In December 2018, New York-based video messaging service Dubsmash had 162 million email addresses, usernames, PBKDF2 password hashes, and other personal data such as dates of birth stolen, all of which was then put up for sale on the Dream Market dark web market the following December. The information was being sold as part of a collected dump also including the likes of MyFitnessPal (more on that below), MyHeritage (92 million), ShareThis, Armor Games, and dating app CoffeeMeetsBagel.

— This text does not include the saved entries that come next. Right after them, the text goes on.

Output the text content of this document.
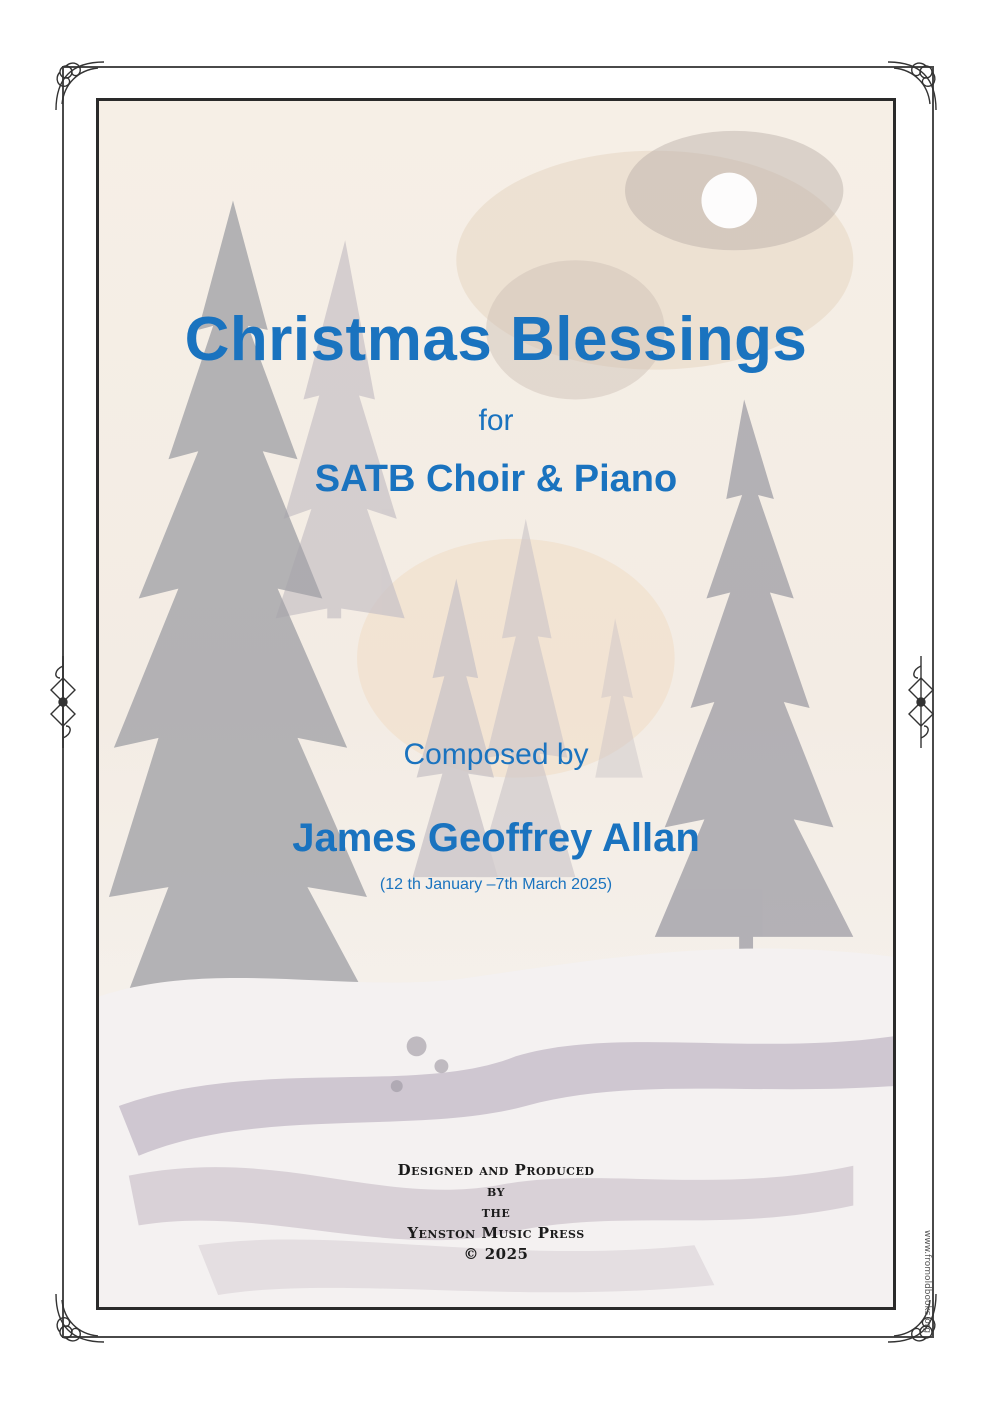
Christmas Blessings
for
SATB Choir & Piano
Composed by
James Geoffrey Allan
(12 th January –7th March 2025)
Designed and Produced
by
the
Yenston Music Press
© 2025	www.fromoldbooks.org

Dubsmash acknowledged the breach and sale of information had occurred and provided advice around password changing. However, it failed to state how the attackers got in or confirm how many users were affected.

  1. Adobe

Date: October 2013
Impact: 153 million user records

In early October 2013, Adobe reported that hackers had stolen almost three million encrypted customer credit card records and login data for an undetermined number of user accounts. Days later, Adobe increased that estimate to include IDs and encrypted passwords for 38 million “active users.” Security blogger Brian Krebs then reported that a file posted just days earlier “appears to include more than 150 million username and hashed password pairs taken from Adobe.” Weeks of research showed that the hack had also exposed customer names, password, and debit and credit card information. An agreement in August 2015 called for Adobe to pay $1.1 million in legal fees and an undisclosed amount to users to settle claims of violating the Customer Records Act and unfair business practices. In November 2016, the amount paid to customers was reported to be $1 million.